Communiqués de presse diffusés en 2016

Le Préfet de Mayotte rend visite à l'équipage du Malin

 
 
Le Préfet de Mayotte rend visite à l'équipage du Malin

A l'occasion d'une opération de ravitaillement à Dzaoudzi, le Préfet de Mayotte, Seymour Morsy, s'est rendu à bord du Malin,navire patrouilleur des FAZSOI afin de rencontrer le commandant Axel Ferrand et son équipage.

Depuis le 29 novembre, et dans le cadre de l’extension de l’état d’urgence aux départements d’outre-mer, le patrouilleur « Le Malin » est venu en renfort du dispositif de surveillance des approches maritimes et de lutte contre l’immigration par voie maritime mis en place dans les eaux de Mayotte.

A l’occasion d’une des opérations de ravitaillement du navire à Dzaoudzi, M. Seymour Morsy, Préfet de Mayotte, s’est rendu à bord dans l’après-midi du 10 décembre. Il y a rencontré les officiers et l’équipage du Malin et s’est fait présenter les missions du patrouilleur.

« Le Malin » mesure 50 mètres de long pour 11 mètres de large. Basé à la Réunion, il est affecté aux forces armées dans la zone sud de l’océan Indien (FAZSOI) depuis 2011. L’équipage est constitué de 4 officiers, 15 officiers mariniers et 6 quartier maitres et matelots. Ses missions habituelles (surveillance maritime des approches, police des pêches…) permettent la protection des intérêts de la France dans la zone de responsabilité permanente du commandant supérieur des FAZSOI et d’affirmer notre souveraineté sur les multiples zones économiques exclusives françaises du canal du Mozambique. Il participe également au ravitaillement des îles éparses (Glorieuses, Juan de Nova, Europa) sur lesquelles sont stationnés des militaires français.
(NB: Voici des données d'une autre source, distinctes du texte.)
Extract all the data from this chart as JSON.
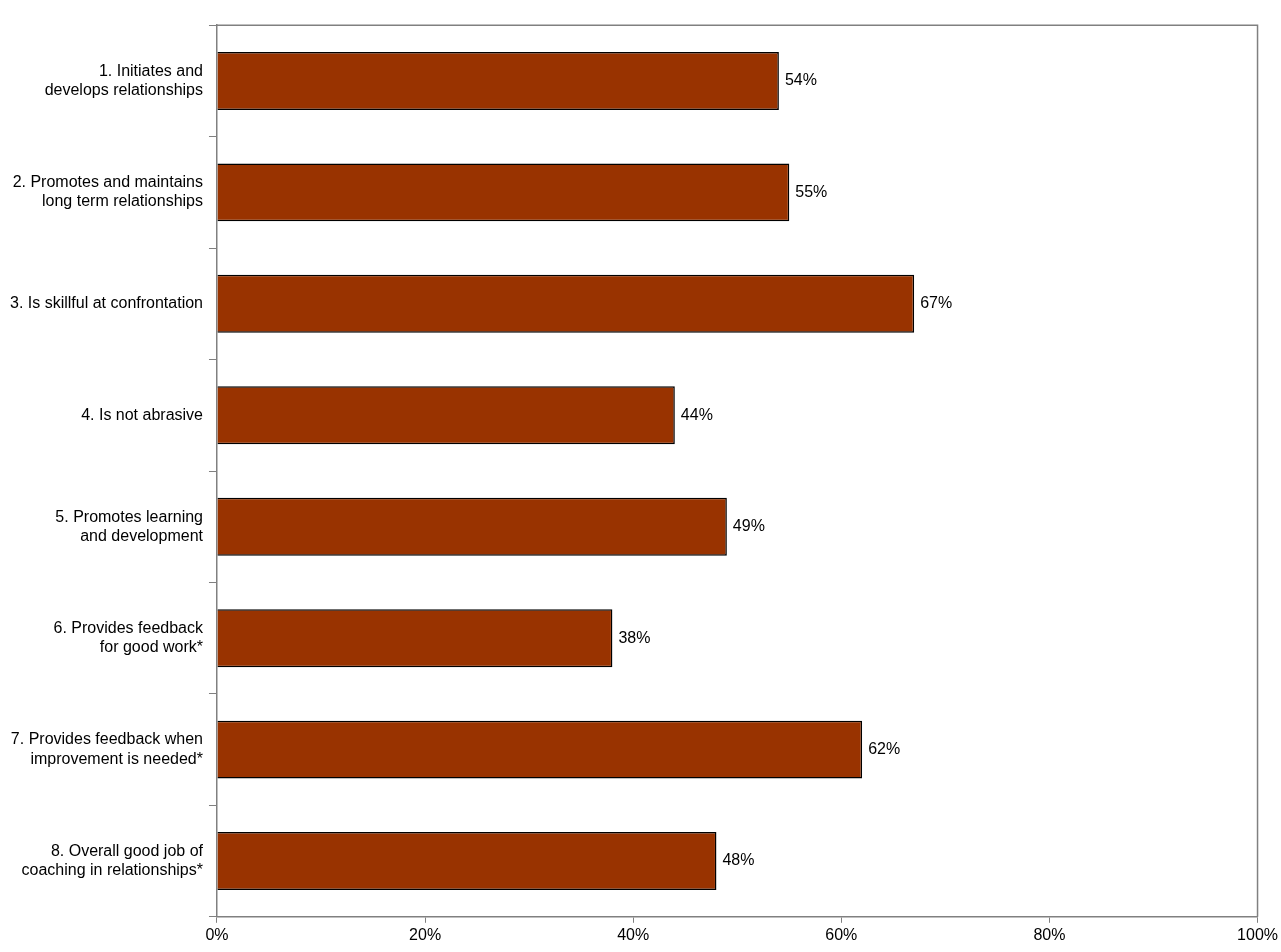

« Le Malin » navigue au large de Grande Terre depuis deux semaines et s’est rapidement intégré dans le dispositif permanent constitué par la base navale de Dzaoudzi, la police aux frontières, les gendarmeries départementale et maritime et la douane.

Depuis l’extension de l’état d’urgence aux départements d’outre-mer prononcée le 18 novembre, l’action conjointe du « Malin » avec celle de l’ensemble des administrations du département impliquée dans la lutte contre l’immigration par voie maritime a permis l’identification d’une centaine de barques et navires de pêche, et l’interception de 36 kwassas.